Is biometric bonce authentication really a thing?


Forgotten your password? A new technology is looking into using your skull as a form of biometric authentication.

Here at IT Security Thing we get to read a lot of white papers, research papers and press releases. Few have caught our attention quite as quickly as the snappily titled ‘SkullConduct: Biometric User Identification on Eyewear Computers Using Bone Conduction Through the Skull’

This research paper by Stefan Schneegass from the Human-Computer Interaction Group at the University of Stuttgart, Youssef Oualil of the Spoken Language Systems Group at Saarland University and Andreas Bulling from the Perceptual User Interfaces Group at the Max Planck Institute for Informatics is almost literally mind-boggling in its approach to replacing passwords.

SkullConduct uses the differences that occur to a sound wave after you pass it through an individual’s skull to identify that user

Not since we read about Professor Shigeomi Koshimizu and his authentication chair that uses arse biometrics (yes, really) to identify the person sitting upon it based upon measurement, weight and pressure, has a potential password replacement made us so curious.

So what is SkullConduct exactly? Well, as the name suggests, it’s a method of user authentication that employs the skull of the person as a biometric identifier. Actually, more accurately and according to the researchers it will “analyze the characteristic frequency response created by the user’s skull using a combination of Mel Frequency Cepstral Coefficient (MFCC) features as well as a computationally light-weight 1NN classifier.”

Just in case that hasn’t clarified things enough, what that means is that SkullConduct uses the differences that occur to a sound wave after you pass it through an individual’s skull to identify that user with an in-the-lab test success rate of 97 per cent.

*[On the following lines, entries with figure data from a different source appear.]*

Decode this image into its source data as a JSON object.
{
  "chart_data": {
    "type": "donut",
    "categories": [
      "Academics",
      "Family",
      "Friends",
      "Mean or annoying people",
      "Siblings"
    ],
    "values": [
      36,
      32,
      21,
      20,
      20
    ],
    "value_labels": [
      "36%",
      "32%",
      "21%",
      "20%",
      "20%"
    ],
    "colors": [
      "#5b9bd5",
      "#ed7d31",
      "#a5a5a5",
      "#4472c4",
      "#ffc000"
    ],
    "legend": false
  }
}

The researchers used a specially rigged-up Google Glass headset (remember that anyone?) to make the head-mounted authentication process hands-free, if not awkwardly embarrassing free of course. That success rate appears pretty good at first glance though, doesn’t it? Even the Google Glass thing doesn’t get in the way of this having potential, after all it’s not a great leap to imagine securely unlocking your smartphone just by holding it up to your ear.

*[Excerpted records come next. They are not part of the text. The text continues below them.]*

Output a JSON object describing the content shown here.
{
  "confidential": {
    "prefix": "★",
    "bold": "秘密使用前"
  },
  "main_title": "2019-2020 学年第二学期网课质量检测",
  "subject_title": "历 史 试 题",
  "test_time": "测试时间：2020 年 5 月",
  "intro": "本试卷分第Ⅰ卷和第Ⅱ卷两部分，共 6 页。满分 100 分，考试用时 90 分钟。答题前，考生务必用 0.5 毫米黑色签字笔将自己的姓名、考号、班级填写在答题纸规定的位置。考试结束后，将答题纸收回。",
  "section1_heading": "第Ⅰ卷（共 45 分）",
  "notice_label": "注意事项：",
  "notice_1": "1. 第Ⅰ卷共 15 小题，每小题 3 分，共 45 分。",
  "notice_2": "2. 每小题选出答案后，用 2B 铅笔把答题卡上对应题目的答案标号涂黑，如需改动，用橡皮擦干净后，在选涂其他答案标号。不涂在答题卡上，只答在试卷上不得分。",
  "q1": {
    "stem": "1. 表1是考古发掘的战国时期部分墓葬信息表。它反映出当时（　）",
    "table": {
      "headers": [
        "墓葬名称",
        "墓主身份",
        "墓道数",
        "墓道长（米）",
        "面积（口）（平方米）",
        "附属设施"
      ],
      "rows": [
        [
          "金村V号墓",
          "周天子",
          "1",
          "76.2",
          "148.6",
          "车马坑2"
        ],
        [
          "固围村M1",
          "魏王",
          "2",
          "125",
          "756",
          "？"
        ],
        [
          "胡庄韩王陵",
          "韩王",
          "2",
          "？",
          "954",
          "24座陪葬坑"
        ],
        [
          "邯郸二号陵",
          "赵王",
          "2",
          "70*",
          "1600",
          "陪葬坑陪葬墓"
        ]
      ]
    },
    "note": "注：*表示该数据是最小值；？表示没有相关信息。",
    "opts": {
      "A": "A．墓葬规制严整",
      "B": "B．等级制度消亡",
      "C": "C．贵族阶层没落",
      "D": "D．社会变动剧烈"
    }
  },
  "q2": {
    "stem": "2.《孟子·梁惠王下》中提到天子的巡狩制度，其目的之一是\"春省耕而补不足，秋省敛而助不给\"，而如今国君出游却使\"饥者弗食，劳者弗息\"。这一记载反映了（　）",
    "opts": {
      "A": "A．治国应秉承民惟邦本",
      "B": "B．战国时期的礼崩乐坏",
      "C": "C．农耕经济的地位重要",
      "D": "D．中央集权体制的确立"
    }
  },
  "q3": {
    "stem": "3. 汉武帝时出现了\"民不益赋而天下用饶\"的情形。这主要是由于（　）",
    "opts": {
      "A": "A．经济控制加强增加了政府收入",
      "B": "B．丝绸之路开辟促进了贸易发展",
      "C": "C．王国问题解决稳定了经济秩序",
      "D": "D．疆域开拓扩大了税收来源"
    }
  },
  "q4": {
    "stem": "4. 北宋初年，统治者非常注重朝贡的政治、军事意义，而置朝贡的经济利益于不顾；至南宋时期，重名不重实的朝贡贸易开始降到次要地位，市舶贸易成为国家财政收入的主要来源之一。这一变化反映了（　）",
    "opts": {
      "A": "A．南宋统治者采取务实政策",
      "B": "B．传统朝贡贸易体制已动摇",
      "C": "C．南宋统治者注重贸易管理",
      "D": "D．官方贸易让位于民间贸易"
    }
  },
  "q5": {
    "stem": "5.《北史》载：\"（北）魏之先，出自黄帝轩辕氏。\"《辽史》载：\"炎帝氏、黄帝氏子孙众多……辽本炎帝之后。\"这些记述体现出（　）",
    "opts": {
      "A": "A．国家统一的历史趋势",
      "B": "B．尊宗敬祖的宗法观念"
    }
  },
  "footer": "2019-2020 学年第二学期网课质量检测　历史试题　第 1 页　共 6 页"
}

At second glance, and this is new research so still has a long way to go of course, things look less brilliant it has to be said. For a start the researchers admit that the accuracy rate was achieved under lab conditions without any background noise. Factor in the real world and its audio distractions, and that accuracy rate is likely to tumble significantly. Anyway, to paraphrase Shania Twain, 97 per cent don’t impress me much; in secure authentication terms a three per cent error rate is way too big for comfort.

Then there’s the fact that the sound wave being implemented at this stage is actually white noise, a “random signal with a constant power spectral density” according to Wikipedia. This can perhaps most often be ‘heard’ in noise-cancelling headphone applications, and some people really don’t like it at all. It might be possible to replace this with a user-selectable music audio clip according to the researchers.

The researchers will present their findings at the Conference for Human-Computer Interaction in San Jose, but for now you can mark IT Security Thing down as intrigued but as not yet fully convinced this will take off.